Con loro sarebbero state inoltre condannate all’esilio altre “famiglie”: forse componenti di famiglie importanti nella Pompei dell’epoca.
Al convegno “Studium erga populum. Studium erga sapientiam” anche Arturo De Vivo ha tenuto il 12 luglio una interessante relazione, proprio su “Tacito e la rissa nell’Anfiteatro del 59 d.C.”. Lo studioso ha osservato che la narrazione degli eventi dell’anno 59 si chiude, in un capitolo del 14° libro degli Annales, con alcuni avvenimenti che non rientrano nel filone narrativo principale di cui Tacito si occupa nel libro, incentrato su Nerone e soprattutto sul modo con cui egli si libera della madre Agrippina e si trasforma in tiranno: tra di essi appunto la esposizione della famosa rissa; e ha evidenziato che lo storico si interessava comunque dell’Urbe, non della cronaca locale.
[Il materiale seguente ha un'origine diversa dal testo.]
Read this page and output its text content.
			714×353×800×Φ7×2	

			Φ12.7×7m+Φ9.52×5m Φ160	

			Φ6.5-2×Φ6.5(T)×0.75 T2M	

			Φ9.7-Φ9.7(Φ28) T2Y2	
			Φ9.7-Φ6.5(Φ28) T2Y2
L’utilizzo della parola seditio vale a connotare la dimensione che assunsero quegli scontri e a giustificare l’intervento del Senato di Roma e il fatto che lo storico la ricomprenda tra le res illustres degne di essere narrate nei suoi Annales: ma non era evidentemente intenzione di Tacito fornirne un resoconto dettagliato, che in quell’opera sarebbe apparso anzi eccessivo.
In tale prospettiva, non stupisce che il suo racconto sull’episodio appaia almeno in parte lacunoso e che i provvedimenti punitivi che riferisce essere stati adottati non trovino adeguato riscontro nel testo. E non stupisce nemmeno che egli non faccia alcun cenno ai duoviri di Pompei, magistrati importanti ma pur sempre “locali”, benché a seguito di quell’evento fossero stati con ogni probabilità rimossi dal loro incarico e, pare desumersi dall’iscrizione presentata da Osanna, esiliati. Iscrizione di cui De Vivo ha rimarcato la notevole importanza, condividendo nella sua relazione la lettura che ne ha dato Osanna e accettando in particolare l’ipotesi che essa ascriva al defunto il merito di avere ottenuto lui solo dall’imperatore che fossero richiamati dall’esilio i rappresentanti di una delle famiglie colpite dal provvedimento, i Pompeios, che sarebbero dunque proprio Pompeius Grosphus e Pompeius Grosphus Gavianus.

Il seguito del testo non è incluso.